Los trabajadores y el pueblo inician la batalla

El anuncio del gobernador y la calamitosa situación descrita anteriormente condujeron a la gestación de un promisorio movimiento de masas alrededor de la defensa del San Juan de Dios, la salud pública y los derechos de los empleados. El pasado sábado 25 de julio se llevo a cabo en Zipaquirá el Primer Foro Regional Pro Defensa de la Salud Pública, con la participación de más de 300 personas de diferentes municipios, entre ellas, personeros, alcaldes, ex alcaldes, concejales, dirigentes cívicos y comunales. Esta tarea se llevó a cabo gracias a la labor del Comité Pro Defensa de la Salud Pública, constituido en Zipaquirá y que lo integran los sindicatos del hospital Sindess y Anthoc, dirigentes Comunales, la Asociación de Usuarios, Pastoral de los Trabajadores, Organizaciones Cívicas, INS y Untraflores.

El foro se desarrollo en un ambiente de preocupación pero de unidad y combatividad de la mayoría de los participantes y de rechazo a las nefastas políticas de Uribe y el gobernador, quien había empeñado su palabra de defender la salud pública, por lo cual muchos votaron por él, incluidos los trabajadores hospitalarios.

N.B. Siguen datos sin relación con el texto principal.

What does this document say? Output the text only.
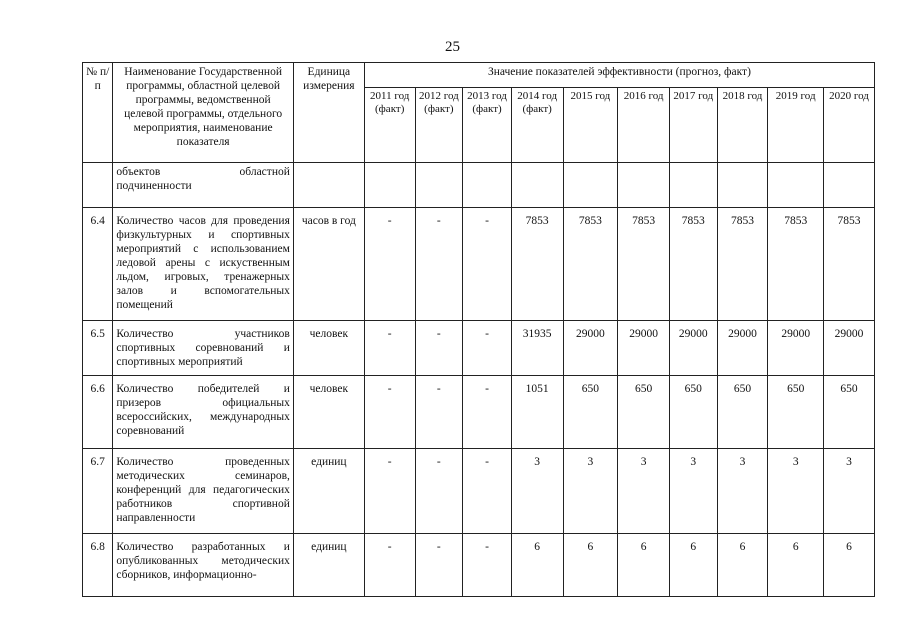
25
№ п/п	Наименование Государственной программы, областной целевой программы, ведомственной целевой программы, отдельного мероприятия, наименование показателя	Единица измерения	Значение показателей эффективности (прогноз, факт)									
			2011 год (факт)	2012 год (факт)	2013 год (факт)	2014 год (факт)	2015 год	2016 год	2017 год	2018 год	2019 год	2020 год
	объектов областной подчиненности											
6.4	Количество часов для проведения физкультурных и спортивных мероприятий с использованием ледовой арены с искуственным льдом, игровых, тренажерных залов и вспомогательных помещений	часов в год	-	-	-	7853	7853	7853	7853	7853	7853	7853
6.5	Количество участников спортивных соревнований и спортивных мероприятий	человек	-	-	-	31935	29000	29000	29000	29000	29000	29000
6.6	Количество победителей и призеров официальных всероссийских, международных соревнований	человек	-	-	-	1051	650	650	650	650	650	650
6.7	Количество проведенных методических семинаров, конференций для педагогических работников спортивной направленности	единиц	-	-	-	3	3	3	3	3	3	3
6.8	Количество разработанных и опубликованных методических сборников, информационно-	единиц	-	-	-	6	6	6	6	6	6	6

El Foro demostró que los habitantes del común, los trabajadores del San Juan de Dios y de los centros de salud de las otras localidades y algunos dirigentes cívicos y políticos, están dispuestos a unirse para decirle al gobierno: no más privatizaciones, ni reestructuraciones, ni despidos, ni cooperativas de trabajo asociado, ni más negación del derecho a la salud, ni más paseo de la muerte, ni más demoras de las EPS para pagarles los servicios a los hospitales del Estado. No más a que la salud siga siendo un negocio para enriquecer a los monopolios privados.
En medio del apoyo y el entusiasmo generalizados se aprobaron las siguientes conclusiones:

  1. 1. Ampliar el Comité Cívico Pro defensa de la Salud Pública de Zipaquirá.
  2. Crear comités en cada uno de los municipios del departamento donde estén afectados los hospitales y la población por estas medidas del gobierno.
  3. Crear un Comité Departamental Pro Defensa de la Salud Pública, con el propósito de enfrentar unificadamente la problemática.
  4. Plantear el problema en la Asamblea Departamental.
  5. Hacer una gran movilización hacia a la Gobernación de Cundinamarca
  6. Impulsar la realización de un paro Paro Cívico.